This is Heather Poe. She’s a young woman, living in Los Angeles and attending college there, though it isn’t her hometown. She’s kind, happy, eager to please and a little bit geeky. She’s also one of the best features of one of my favourite games, Troika’s Vampire The Masquerade: Bloodlines.
You find Heather in the hospital, where she’s been rushed into the emergency room for some strange neck wound. As a newly turned vampire yourself, you know that there’s more to this story than meets the eye, but your heightened senses also tell you that she’ll survive her undead encounter if she just gets some fresh haemoglobin. Unfortunately, there isn’t a doctor to hand and the hospital is criminally understaffed.[break]
Earlier, a friend of yours told you that vampire blood has certain special characteristics when drunk by humans – mainly as a healing elixir. You pause, then slit your wrist to save her young life before disappearing back into the night. You have errands to run, after all. Little do you know that this isn’t the last time you’ll be seeing Heather.
She shows up a few nights later, grabbing you on the street and desperate to thank you. She’s babbling and doe-eyed and she knows far too much about you and your kind – you’ll suffer reprisals if you don’t take this matter in hand, but now is not the time. You send her back to your haven – that grotty motel in Santa Monica – and tell her to wait for you.
You have a choice now. Your blood is mixing with Heather’s and creating a potent, mind-altering brew. The more time she spends with you, the more she falls under your thrall, whether you want her to or not. You know you should send her away, break the bond and tell her to forget all this silliness about vampires. You know you should, but a lot of reasons run through you mind for why you shouldn’t – a lot of excuses.

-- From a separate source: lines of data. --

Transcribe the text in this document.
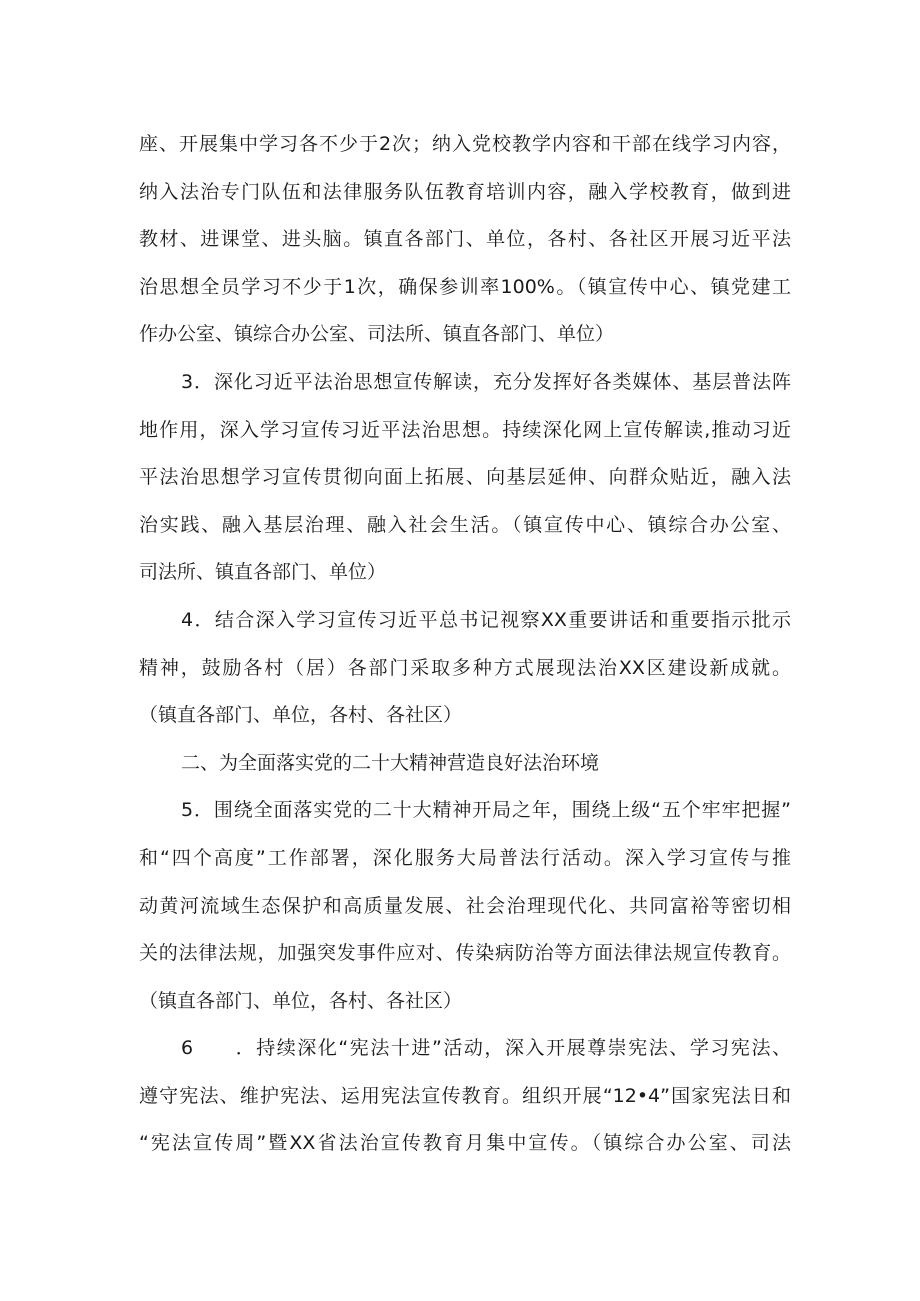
座、开展集中学习各不少于2次；纳入党校教学内容和干部在线学习内容，
纳入法治专门队伍和法律服务队伍教育培训内容，融入学校教育，做到进
教材、进课堂、进头脑。镇直各部门、单位，各村、各社区开展习近平法
治思想全员学习不少于1次，确保参训率100%。（镇宣传中心、镇党建工
作办公室、镇综合办公室、司法所、镇直各部门、单位）
3．深化习近平法治思想宣传解读，充分发挥好各类媒体、基层普法阵
地作用，深入学习宣传习近平法治思想。持续深化网上宣传解读,推动习近
平法治思想学习宣传贯彻向面上拓展、向基层延伸、向群众贴近，融入法
治实践、融入基层治理、融入社会生活。（镇宣传中心、镇综合办公室、
司法所、镇直各部门、单位）
4．结合深入学习宣传习近平总书记视察XX重要讲话和重要指示批示
精神，鼓励各村（居）各部门采取多种方式展现法治XX区建设新成就。
（镇直各部门、单位，各村、各社区）
二、为全面落实党的二十大精神营造良好法治环境
5．围绕全面落实党的二十大精神开局之年，围绕上级“五个牢牢把握”
和“四个高度”工作部署，深化服务大局普法行活动。深入学习宣传与推
动黄河流域生态保护和高质量发展、社会治理现代化、共同富裕等密切相
关的法律法规，加强突发事件应对、传染病防治等方面法律法规宣传教育。
（镇直各部门、单位，各村、各社区）
6　　．持续深化“宪法十进”活动，深入开展尊崇宪法、学习宪法、
遵守宪法、维护宪法、运用宪法宣传教育。组织开展“12•4”国家宪法日和
“宪法宣传周”暨XX省法治宣传教育月集中宣传。（镇综合办公室、司法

You’re little more than a servant for others at the moment, so the idea of cultivating your own slave does have a certain appeal. Letting her go may bring the wrath of your superiors if she exposes you. You wonder about the direction you could steer Heather, making her serve you in a way that seems repugnant in the daylight hours.
That’s what's great about being a vampire; not casting a reflection. You can avoid a lot of guilt and shame when you don’t have to meet your own gaze.
Over the next few days or weeks, Heather changes. Sometimes you're the one pushing, telling her how to dress or to surrender her life savings. At other times, it’s the blood that changes her. She was eager to please at the beginning, but now her devotion is fanatical. One day you find she’s bought you home some food - still alive and locked in the bathroom. The longer the ‘relationship’ lasts, the more you get the idea that it isn’t going to end well, but the harder it becomes to end it.
Heather’s fate ultimately lies in your hands. She’s a nice, likeable person and you want to do well by her. At the same time, though, the rest of LA is working to reshape you. You may have been just an average guy a few weeks ago, but now you’re a
vampire; suffering and cruelty is your stock and trade.
As you acclimatise to this new existence, you start to adapt. You already don’t have to look at yourself in the mirror, but now you’re learning to hide the rest of yourself behind your new definition of what you are. You are a demon. Once you accept that, it becomes very easy to do very nasty things to a very nice person.
Then, when the game ends, you realise what’s happened and you learn something about yourself. That’s why Vampire: Bloodlines is one of my favourite games.